The payment protection insurance (PPI) scandal engulfing UK banks raises the question whether SA’s lenders are not due their own PPI reckoning.
PPI is what we understand as credit life insurance. It is sold to consumers, usually on a mandatory basis, when they take out a loan to cover repayments in the event that they are unable to do so due to death, disability or unemployment.
The cost to British banks of the PPI scandal hit £50bn last week, rivalling the penalties and
losses faced by the largest US banks after the global financial crisis, according to the Financial Times. That is close to R1-trillion (about the size of Standard Bank or FirstRand’s total loan book) that banks must set aside to compensate customers who were potentially mis-sold PPI in a scandal that dates back to the 1990s. In most cases, the product was sold to consumers who did not know they were buying it or were not eligible for payouts.
Sound familiar? Investigations by SA’s credit ombud a few years back found that lenders were selling retrenchment cover to pensioners and self-employed consumers who quite clearly would not be able to claim for it.
In 2015, Lewis Group and subsidiary Monarch Insurance had to refund customers about R69m for wrongly selling them loss of employment insurance.
The investigation also found the cost of credit was not properly disclosed and consumers were not told they were allowed to shop around for cover. In some instances borrowers did not even know that they had bought the cover, leaving them or their families locked into unnecessary debt collection cycles. All the while, credit providers have fattened their own margins, overcharging for a product that has a low rate of claims.
Thanks to widespread abuse, regulations have since been tightened, with caps imposed on the maximum monthly cost of credit life insurance.
Lewis had been charging nearly double the regulated cost before these caps took effect in August 2017. It was not alone. Lenders were overcharging almost across the board, with premiums in some cases nearly three times more.
So, are SA’s credit providers due their own PPI moment?
According to credit life insurance start-up Yalu, banks continue to flout the regulations, employing all kinds of tactics to resist customer attempts to switch their policies. Banks deny any wrongdoing.
This ranges from not responding to cancellation requests for weeks at a time, to asking for extra documentation not required by law, says Nkazi Sokhulu, Yalu CEO and cofounder. He recently told Sunday Times Money’s Angelique Ardé that one bank has blocked emails from Yalu.

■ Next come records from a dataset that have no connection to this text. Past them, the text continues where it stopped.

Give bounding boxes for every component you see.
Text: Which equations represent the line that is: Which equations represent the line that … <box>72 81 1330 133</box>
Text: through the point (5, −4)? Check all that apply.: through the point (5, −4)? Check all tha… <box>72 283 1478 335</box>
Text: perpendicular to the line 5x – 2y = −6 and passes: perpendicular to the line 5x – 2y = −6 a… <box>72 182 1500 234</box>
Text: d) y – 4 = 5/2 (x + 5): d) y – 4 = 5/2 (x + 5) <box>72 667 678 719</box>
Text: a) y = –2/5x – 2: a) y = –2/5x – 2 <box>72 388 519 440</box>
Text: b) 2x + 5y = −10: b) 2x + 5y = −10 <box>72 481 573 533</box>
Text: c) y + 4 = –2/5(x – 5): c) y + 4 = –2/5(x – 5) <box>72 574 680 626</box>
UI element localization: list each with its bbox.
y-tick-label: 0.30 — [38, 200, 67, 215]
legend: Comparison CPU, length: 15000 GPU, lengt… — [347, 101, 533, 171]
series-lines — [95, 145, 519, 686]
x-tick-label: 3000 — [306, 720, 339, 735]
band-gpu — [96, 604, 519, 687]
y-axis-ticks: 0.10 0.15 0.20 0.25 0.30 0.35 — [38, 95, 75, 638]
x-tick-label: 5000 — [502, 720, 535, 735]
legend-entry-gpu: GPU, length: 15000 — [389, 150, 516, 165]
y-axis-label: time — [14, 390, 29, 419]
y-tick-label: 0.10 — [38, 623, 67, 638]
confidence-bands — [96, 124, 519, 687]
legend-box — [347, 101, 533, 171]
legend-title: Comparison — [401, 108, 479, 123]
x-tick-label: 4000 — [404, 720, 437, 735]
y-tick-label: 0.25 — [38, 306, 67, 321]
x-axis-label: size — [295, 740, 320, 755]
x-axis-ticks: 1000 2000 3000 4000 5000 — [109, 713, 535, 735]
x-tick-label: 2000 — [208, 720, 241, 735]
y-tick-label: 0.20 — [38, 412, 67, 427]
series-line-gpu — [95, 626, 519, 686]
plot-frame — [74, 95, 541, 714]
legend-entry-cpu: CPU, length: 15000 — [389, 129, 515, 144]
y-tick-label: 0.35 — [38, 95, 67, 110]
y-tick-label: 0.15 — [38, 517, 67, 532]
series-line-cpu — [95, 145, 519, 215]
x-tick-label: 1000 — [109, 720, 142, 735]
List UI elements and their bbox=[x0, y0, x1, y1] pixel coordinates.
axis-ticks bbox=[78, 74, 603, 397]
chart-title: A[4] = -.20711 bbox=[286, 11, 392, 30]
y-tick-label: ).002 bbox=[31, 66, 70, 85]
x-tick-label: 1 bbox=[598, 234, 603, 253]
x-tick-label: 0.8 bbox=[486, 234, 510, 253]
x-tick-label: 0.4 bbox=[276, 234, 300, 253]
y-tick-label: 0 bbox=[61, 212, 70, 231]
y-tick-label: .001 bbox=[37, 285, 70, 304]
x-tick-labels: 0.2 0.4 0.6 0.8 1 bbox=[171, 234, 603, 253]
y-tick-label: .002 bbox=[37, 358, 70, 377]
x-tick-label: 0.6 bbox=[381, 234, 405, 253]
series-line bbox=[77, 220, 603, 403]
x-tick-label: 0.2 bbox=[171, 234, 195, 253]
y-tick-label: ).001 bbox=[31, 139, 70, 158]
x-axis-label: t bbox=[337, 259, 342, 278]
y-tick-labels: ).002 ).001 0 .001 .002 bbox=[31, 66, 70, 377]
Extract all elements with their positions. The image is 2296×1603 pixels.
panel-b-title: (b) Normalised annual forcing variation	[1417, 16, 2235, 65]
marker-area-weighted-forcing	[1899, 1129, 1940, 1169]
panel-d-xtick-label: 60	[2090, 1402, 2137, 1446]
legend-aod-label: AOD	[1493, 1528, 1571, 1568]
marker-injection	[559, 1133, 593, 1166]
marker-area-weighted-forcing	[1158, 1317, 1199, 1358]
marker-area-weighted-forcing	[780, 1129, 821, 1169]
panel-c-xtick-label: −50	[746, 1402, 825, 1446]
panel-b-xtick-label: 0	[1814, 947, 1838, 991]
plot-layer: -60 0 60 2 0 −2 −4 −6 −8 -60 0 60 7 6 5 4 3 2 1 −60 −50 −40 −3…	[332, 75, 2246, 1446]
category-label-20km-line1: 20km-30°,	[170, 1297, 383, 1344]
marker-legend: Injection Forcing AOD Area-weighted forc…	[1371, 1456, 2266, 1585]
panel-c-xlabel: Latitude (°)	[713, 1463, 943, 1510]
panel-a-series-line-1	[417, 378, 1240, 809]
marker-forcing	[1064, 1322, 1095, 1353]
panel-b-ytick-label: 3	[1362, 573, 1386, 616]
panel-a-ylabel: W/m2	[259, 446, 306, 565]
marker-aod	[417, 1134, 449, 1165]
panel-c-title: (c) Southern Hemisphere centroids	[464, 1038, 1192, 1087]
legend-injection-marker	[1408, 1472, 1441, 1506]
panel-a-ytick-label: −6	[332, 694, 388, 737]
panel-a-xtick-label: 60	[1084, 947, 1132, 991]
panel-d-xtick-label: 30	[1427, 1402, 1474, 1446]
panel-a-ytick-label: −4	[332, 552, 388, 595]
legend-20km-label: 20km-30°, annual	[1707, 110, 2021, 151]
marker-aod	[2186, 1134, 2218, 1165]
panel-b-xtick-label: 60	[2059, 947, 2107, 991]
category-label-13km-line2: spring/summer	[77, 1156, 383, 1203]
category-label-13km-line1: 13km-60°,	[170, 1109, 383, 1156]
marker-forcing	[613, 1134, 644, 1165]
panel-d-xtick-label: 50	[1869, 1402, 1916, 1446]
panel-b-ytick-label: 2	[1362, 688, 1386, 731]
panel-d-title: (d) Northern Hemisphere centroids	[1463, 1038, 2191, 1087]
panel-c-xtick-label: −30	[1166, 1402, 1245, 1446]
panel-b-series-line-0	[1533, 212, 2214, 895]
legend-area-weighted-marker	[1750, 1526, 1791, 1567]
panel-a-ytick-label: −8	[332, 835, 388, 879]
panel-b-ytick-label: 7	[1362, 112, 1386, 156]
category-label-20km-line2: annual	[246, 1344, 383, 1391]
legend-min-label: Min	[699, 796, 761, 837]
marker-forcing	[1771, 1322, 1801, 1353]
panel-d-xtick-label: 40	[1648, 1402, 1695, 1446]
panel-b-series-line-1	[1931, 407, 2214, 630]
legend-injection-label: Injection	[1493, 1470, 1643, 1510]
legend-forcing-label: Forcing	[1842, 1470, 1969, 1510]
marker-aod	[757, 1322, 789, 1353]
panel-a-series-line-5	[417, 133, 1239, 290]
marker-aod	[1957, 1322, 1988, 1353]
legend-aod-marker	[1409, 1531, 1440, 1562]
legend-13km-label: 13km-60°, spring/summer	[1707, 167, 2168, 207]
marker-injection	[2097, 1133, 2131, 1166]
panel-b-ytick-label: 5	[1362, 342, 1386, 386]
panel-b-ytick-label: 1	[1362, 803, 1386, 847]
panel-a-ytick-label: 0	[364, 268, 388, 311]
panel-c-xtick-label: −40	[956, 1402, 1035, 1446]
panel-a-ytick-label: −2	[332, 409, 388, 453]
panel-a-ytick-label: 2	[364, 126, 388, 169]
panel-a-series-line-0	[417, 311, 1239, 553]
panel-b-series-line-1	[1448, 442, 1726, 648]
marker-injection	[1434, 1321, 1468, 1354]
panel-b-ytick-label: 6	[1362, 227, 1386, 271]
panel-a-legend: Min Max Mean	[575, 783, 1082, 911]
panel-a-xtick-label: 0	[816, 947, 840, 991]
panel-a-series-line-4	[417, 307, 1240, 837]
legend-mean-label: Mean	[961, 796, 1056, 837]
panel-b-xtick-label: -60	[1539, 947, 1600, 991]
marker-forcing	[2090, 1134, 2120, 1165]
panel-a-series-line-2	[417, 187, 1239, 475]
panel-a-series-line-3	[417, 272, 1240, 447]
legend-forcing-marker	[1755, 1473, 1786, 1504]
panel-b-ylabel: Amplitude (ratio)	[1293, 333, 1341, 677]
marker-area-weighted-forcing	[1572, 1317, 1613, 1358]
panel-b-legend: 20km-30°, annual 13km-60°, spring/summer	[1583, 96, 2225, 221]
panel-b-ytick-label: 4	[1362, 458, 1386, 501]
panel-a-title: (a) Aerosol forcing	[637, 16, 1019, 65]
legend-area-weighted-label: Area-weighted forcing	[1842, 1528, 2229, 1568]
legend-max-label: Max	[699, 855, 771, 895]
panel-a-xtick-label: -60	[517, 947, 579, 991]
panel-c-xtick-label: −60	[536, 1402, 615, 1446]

In an obvious reference to FNB, he said that another allows customers to open bank accounts with selfies but insists they come into the branch to cancel a credit life policy.
One wonders how closely the National Credit Regulator (NCR) has been monitoring compliance with the new rules.
British banks resisted criticism over PPI for years, until being defeated in a high court case brought by the UK s then financial services regulator in 2011.
A further appeal was considered until the then Lloyds CEO, António Horta-Osório, broke ranks and agreed to start compensating customers, says the Financial Times.
Last week Lloyds told shareholders that it needed to book an “incremental charge” of a further £1.2bn-£1.8bn for PPI, after it experienced a spike in queries ahead of the August 29 deadline to file a claim. Lloyds has set aside almost £22bn for PPI. While claims management companies have driven some claims, even where these do not convert into compensation, there is still a huge cost to process the requests.
Barclays said it had to increase provisions for PPI redress by a similar margin to Lloyds, adding to cumulative provisions of £9.6bn.
Given that the NCR’s track record doesn’t inspire much confidence, perhaps it is time for the Financial Sector Conduct Authority to start investigating.